Zipcar was founded in 2000 before its acquisition by the American rental giant Avis Budget in 2013. Zipcar’s UK income barely registered compared with its owner's total earnings, and a loss that grew to £11.7m in 2024 gave little incentive to continue.
The parent company stated the closure is part of a “wider restructuring across our international business, where we are taking targeted actions to streamline operations, improve returns”.
Its latest financial reports noted revenues had fallen as drivers took less frequent, shorter trips. “These changes reflect the ongoing impact of the economic squeeze, which is dampening demand for non-essential services,” it said.
The Capital's Specific Hurdles
Yet, several experts noted that London has specific problems that made it much harder for the company and its rivals to succeed.
- Patchwork Policies: With numerous local councils, car-club operators face a mosaic of different procedures and costs that complicate operations.
- New Costs: The closure coincides with electric cars start paying London’s congestion charge, adding unavoidable costs.
- Unequal Parking Fees: Residents in some boroughs pay just £63 for a annual electric car parking permit. A similar shared vehicle would pay over £1,100 per year, creating a significant barrier.
“Our fees should be one-twentieth of a private parking cost,” argued Robert Schopen of Co Wheels. “We’re taking cars off the street. We introduce cleaner models in their place.”
A European Example
Other European countries offer models for London to follow. Germany introduced national shared mobility laws in 2017, providing a unified system for parking, support and exemptions. Now, the country has several shared cars per 10,000 people, while France has 2.1 and Belgium has 6.3. The UK trails at 0.7.
“What we see is that car sharing around the world, particularly on the continent, is expanding,” commented Bharath Devanathan of Invers.
Devanathan said authorities should start to treat car sharing as a form of mass transit, and integrate it with train and bus stations. He added that a potential operator was already seriously considering entering the London market: “Operators will fill this gap.”
The Future Landscape
The company’s competitors can roughly be divided into two models:
- Fleet Operators: Which maintain their own cars. Examples Denmark’s GreenMobility, France’s Free2Move, and Germany’s Miles Mobility.
- Person-to-Person Rentals: Which allow users to rent out their own vehicles via an app – a kind of Airbnb for cars. Players include Britain’s Hiyacar and the US’s Getaround and Turo.
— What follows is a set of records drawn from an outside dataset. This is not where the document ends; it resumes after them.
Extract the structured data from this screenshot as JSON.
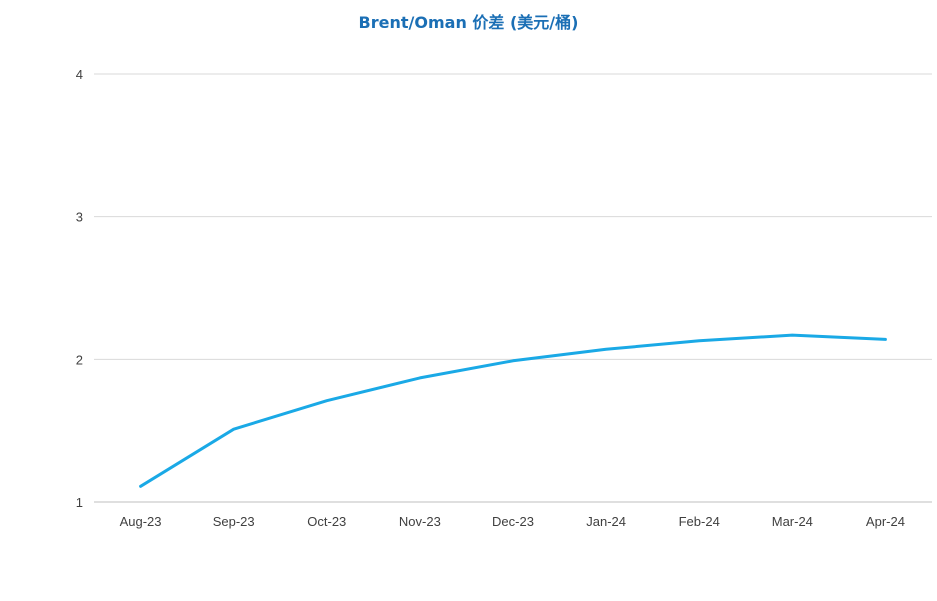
{
  "chart_data": {
    "type": "line",
    "title": "Brent/Oman 价差 (美元/桶)",
    "categories": [
      "Aug-23",
      "Sep-23",
      "Oct-23",
      "Nov-23",
      "Dec-23",
      "Jan-24",
      "Feb-24",
      "Mar-24",
      "Apr-24"
    ],
    "series": [
      {
        "values": [
          1.11,
          1.51,
          1.71,
          1.87,
          1.99,
          2.07,
          2.13,
          2.17,
          2.14
        ]
      }
    ],
    "yticks": [
      "1",
      "2",
      "3",
      "4"
    ],
    "ylim": [
      1,
      4
    ],
    "grid": true,
    "colors": {
      "line": "#1aa9e6",
      "grid": "#d9d9d9",
      "axis": "#bfbfbf",
      "title": "#1b6fb5"
    }
  }
}
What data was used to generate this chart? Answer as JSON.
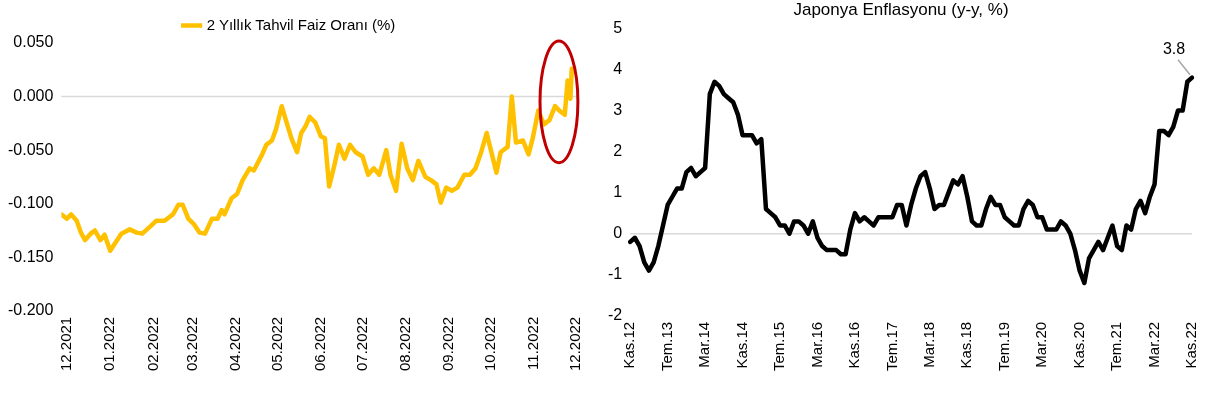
{
  "chart_data": [
    {
      "type": "line",
      "legend": "top",
      "grid": false,
      "marker": "none",
      "line_style": "solid",
      "series": [
        {
          "name": "2 Yıllık Tahvil Faiz Oranı (%)",
          "color": "#ffc000",
          "x": [
            "2021-11-27",
            "2021-12-01",
            "2021-12-04",
            "2021-12-08",
            "2021-12-11",
            "2021-12-14",
            "2021-12-18",
            "2021-12-21",
            "2021-12-25",
            "2021-12-28",
            "2022-01-01",
            "2022-01-05",
            "2022-01-09",
            "2022-01-15",
            "2022-01-20",
            "2022-01-24",
            "2022-01-30",
            "2022-02-03",
            "2022-02-09",
            "2022-02-15",
            "2022-02-19",
            "2022-02-22",
            "2022-02-26",
            "2022-03-02",
            "2022-03-06",
            "2022-03-10",
            "2022-03-15",
            "2022-03-19",
            "2022-03-22",
            "2022-03-24",
            "2022-03-29",
            "2022-04-02",
            "2022-04-06",
            "2022-04-11",
            "2022-04-14",
            "2022-04-20",
            "2022-04-23",
            "2022-04-27",
            "2022-04-30",
            "2022-05-04",
            "2022-05-07",
            "2022-05-11",
            "2022-05-15",
            "2022-05-18",
            "2022-05-21",
            "2022-05-24",
            "2022-05-28",
            "2022-06-01",
            "2022-06-04",
            "2022-06-07",
            "2022-06-11",
            "2022-06-14",
            "2022-06-18",
            "2022-06-22",
            "2022-06-26",
            "2022-07-01",
            "2022-07-05",
            "2022-07-09",
            "2022-07-13",
            "2022-07-18",
            "2022-07-21",
            "2022-07-25",
            "2022-07-29",
            "2022-08-02",
            "2022-08-06",
            "2022-08-10",
            "2022-08-15",
            "2022-08-19",
            "2022-08-23",
            "2022-08-26",
            "2022-08-30",
            "2022-09-03",
            "2022-09-07",
            "2022-09-12",
            "2022-09-16",
            "2022-09-20",
            "2022-09-24",
            "2022-09-28",
            "2022-10-01",
            "2022-10-05",
            "2022-10-08",
            "2022-10-13",
            "2022-10-16",
            "2022-10-19",
            "2022-10-24",
            "2022-10-28",
            "2022-10-31",
            "2022-11-04",
            "2022-11-08",
            "2022-11-12",
            "2022-11-16",
            "2022-11-19",
            "2022-11-23",
            "2022-11-25",
            "2022-11-27",
            "2022-11-28"
          ],
          "values": [
            -0.11,
            -0.114,
            -0.11,
            -0.116,
            -0.127,
            -0.134,
            -0.128,
            -0.125,
            -0.134,
            -0.129,
            -0.144,
            -0.136,
            -0.128,
            -0.124,
            -0.127,
            -0.128,
            -0.121,
            -0.116,
            -0.116,
            -0.11,
            -0.101,
            -0.101,
            -0.114,
            -0.119,
            -0.127,
            -0.128,
            -0.114,
            -0.114,
            -0.106,
            -0.11,
            -0.095,
            -0.091,
            -0.078,
            -0.067,
            -0.069,
            -0.054,
            -0.045,
            -0.041,
            -0.03,
            -0.009,
            -0.022,
            -0.039,
            -0.052,
            -0.034,
            -0.028,
            -0.019,
            -0.024,
            -0.037,
            -0.039,
            -0.084,
            -0.063,
            -0.045,
            -0.058,
            -0.045,
            -0.052,
            -0.056,
            -0.073,
            -0.067,
            -0.073,
            -0.05,
            -0.073,
            -0.088,
            -0.044,
            -0.067,
            -0.078,
            -0.06,
            -0.075,
            -0.078,
            -0.082,
            -0.099,
            -0.085,
            -0.088,
            -0.085,
            -0.073,
            -0.073,
            -0.067,
            -0.052,
            -0.034,
            -0.05,
            -0.071,
            -0.052,
            -0.047,
            0.0,
            -0.043,
            -0.041,
            -0.054,
            -0.039,
            -0.013,
            -0.026,
            -0.022,
            -0.009,
            -0.013,
            -0.017,
            0.015,
            -0.002,
            0.026
          ]
        }
      ],
      "xlim": [
        "2021-11-27",
        "2022-12-02"
      ],
      "xticks": [
        {
          "value": "2021-12-01",
          "label": "12.2021"
        },
        {
          "value": "2022-01-01",
          "label": "01.2022"
        },
        {
          "value": "2022-02-01",
          "label": "02.2022"
        },
        {
          "value": "2022-03-01",
          "label": "03.2022"
        },
        {
          "value": "2022-04-01",
          "label": "04.2022"
        },
        {
          "value": "2022-05-01",
          "label": "05.2022"
        },
        {
          "value": "2022-06-01",
          "label": "06.2022"
        },
        {
          "value": "2022-07-01",
          "label": "07.2022"
        },
        {
          "value": "2022-08-01",
          "label": "08.2022"
        },
        {
          "value": "2022-09-01",
          "label": "09.2022"
        },
        {
          "value": "2022-10-01",
          "label": "10.2022"
        },
        {
          "value": "2022-11-01",
          "label": "11.2022"
        },
        {
          "value": "2022-12-01",
          "label": "12.2022"
        }
      ],
      "ylim": [
        -0.2,
        0.05
      ],
      "yticks": [
        {
          "value": -0.2,
          "label": "-0.200"
        },
        {
          "value": -0.15,
          "label": "-0.150"
        },
        {
          "value": -0.1,
          "label": "-0.100"
        },
        {
          "value": -0.05,
          "label": "-0.050"
        },
        {
          "value": 0,
          "label": "0.000"
        },
        {
          "value": 0.05,
          "label": "0.050"
        }
      ],
      "ref_lines": [
        {
          "axis": "y",
          "value": 0,
          "color": "#d9d9d9"
        }
      ]
    },
    {
      "type": "line",
      "title": "Japonya Enflasyonu (y-y, %)",
      "legend": false,
      "grid": false,
      "marker": "none",
      "line_style": "solid",
      "categories": [
        "Kas.12",
        null,
        null,
        null,
        null,
        null,
        null,
        null,
        "Tem.13",
        null,
        null,
        null,
        null,
        null,
        null,
        null,
        "Mar.14",
        null,
        null,
        null,
        null,
        null,
        null,
        null,
        "Kas.14",
        null,
        null,
        null,
        null,
        null,
        null,
        null,
        "Tem.15",
        null,
        null,
        null,
        null,
        null,
        null,
        null,
        "Mar.16",
        null,
        null,
        null,
        null,
        null,
        null,
        null,
        "Kas.16",
        null,
        null,
        null,
        null,
        null,
        null,
        null,
        "Tem.17",
        null,
        null,
        null,
        null,
        null,
        null,
        null,
        "Mar.18",
        null,
        null,
        null,
        null,
        null,
        null,
        null,
        "Kas.18",
        null,
        null,
        null,
        null,
        null,
        null,
        null,
        "Tem.19",
        null,
        null,
        null,
        null,
        null,
        null,
        null,
        "Mar.20",
        null,
        null,
        null,
        null,
        null,
        null,
        null,
        "Kas.20",
        null,
        null,
        null,
        null,
        null,
        null,
        null,
        "Tem.21",
        null,
        null,
        null,
        null,
        null,
        null,
        null,
        "Mar.22",
        null,
        null,
        null,
        null,
        null,
        null,
        null,
        "Kas.22"
      ],
      "series": [
        {
          "color": "#000000",
          "values": [
            -0.2,
            -0.1,
            -0.3,
            -0.7,
            -0.9,
            -0.7,
            -0.3,
            0.2,
            0.7,
            0.9,
            1.1,
            1.1,
            1.5,
            1.6,
            1.4,
            1.5,
            1.6,
            3.4,
            3.7,
            3.6,
            3.4,
            3.3,
            3.2,
            2.9,
            2.4,
            2.4,
            2.4,
            2.2,
            2.3,
            0.6,
            0.5,
            0.4,
            0.2,
            0.2,
            0.0,
            0.3,
            0.3,
            0.2,
            0.0,
            0.3,
            -0.1,
            -0.3,
            -0.4,
            -0.4,
            -0.4,
            -0.5,
            -0.5,
            0.1,
            0.5,
            0.3,
            0.4,
            0.3,
            0.2,
            0.4,
            0.4,
            0.4,
            0.4,
            0.7,
            0.7,
            0.2,
            0.7,
            1.1,
            1.4,
            1.5,
            1.1,
            0.6,
            0.7,
            0.7,
            1.0,
            1.3,
            1.2,
            1.4,
            0.9,
            0.3,
            0.2,
            0.2,
            0.6,
            0.9,
            0.7,
            0.7,
            0.4,
            0.3,
            0.2,
            0.2,
            0.6,
            0.8,
            0.7,
            0.4,
            0.4,
            0.1,
            0.1,
            0.1,
            0.3,
            0.2,
            0.0,
            -0.4,
            -0.9,
            -1.2,
            -0.6,
            -0.4,
            -0.2,
            -0.4,
            -0.1,
            0.2,
            -0.3,
            -0.4,
            0.2,
            0.1,
            0.6,
            0.8,
            0.5,
            0.9,
            1.2,
            2.5,
            2.5,
            2.4,
            2.6,
            3.0,
            3.0,
            3.7,
            3.8
          ]
        }
      ],
      "ylim": [
        -2,
        5
      ],
      "yticks": [
        -2,
        -1,
        0,
        1,
        2,
        3,
        4,
        5
      ],
      "ref_lines": [
        {
          "axis": "y",
          "value": 0,
          "color": "#d9d9d9"
        }
      ],
      "annotations": [
        {
          "text": "3.8",
          "x": "Kas.22",
          "y": 3.8
        }
      ]
    }
  ]
}
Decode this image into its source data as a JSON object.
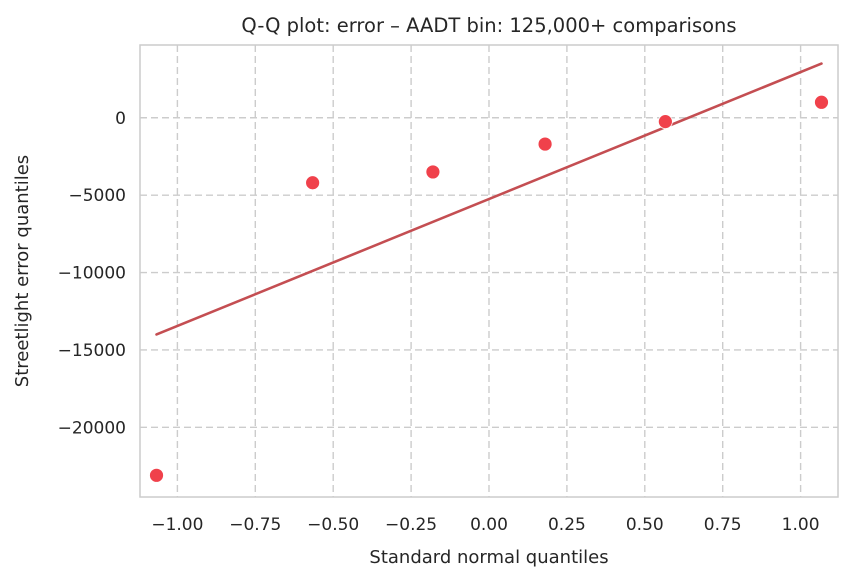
{
  "chart_data": {
    "type": "scatter",
    "title": "Q-Q plot: error – AADT bin: 125,000+ comparisons",
    "xlabel": "Standard normal quantiles",
    "ylabel": "Streetlight error quantiles",
    "xlim": [
      -1.12,
      1.12
    ],
    "ylim": [
      -24500,
      4700
    ],
    "xticks": [
      -1.0,
      -0.75,
      -0.5,
      -0.25,
      0.0,
      0.25,
      0.5,
      0.75,
      1.0
    ],
    "xtick_labels": [
      "−1.00",
      "−0.75",
      "−0.50",
      "−0.25",
      "0.00",
      "0.25",
      "0.50",
      "0.75",
      "1.00"
    ],
    "yticks": [
      0,
      -5000,
      -10000,
      -15000,
      -20000
    ],
    "ytick_labels": [
      "0",
      "−5000",
      "−10000",
      "−15000",
      "−20000"
    ],
    "grid": true,
    "points": {
      "x": [
        -1.067,
        -0.566,
        -0.18,
        0.18,
        0.566,
        1.067
      ],
      "y": [
        -23100,
        -4200,
        -3500,
        -1700,
        -250,
        1000
      ],
      "color": "#f0414b"
    },
    "reference_line": {
      "x": [
        -1.067,
        1.067
      ],
      "y": [
        -14000,
        3500
      ],
      "color": "#c44e52"
    }
  }
}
Turo, a US-headquartered P2P service, is assessing the UK gap. Rory Brimmer, its UK managing director, said there was a “big opportunity” to win more users. “A space exists that is going to need to be filled, because London still needs to move,” Brimmer said.
Yet, it could take some time for other players to establish themselves. For now, more people may choose to buy cars, and many across London will be left without access.
For Rotherhithe community kitchen, the next month will be a scramble to find a solution. The logistical challenge caused by Zipcar’s exit underscores the broader impact of its departure on vital services and the prospects of shared mobility in the UK.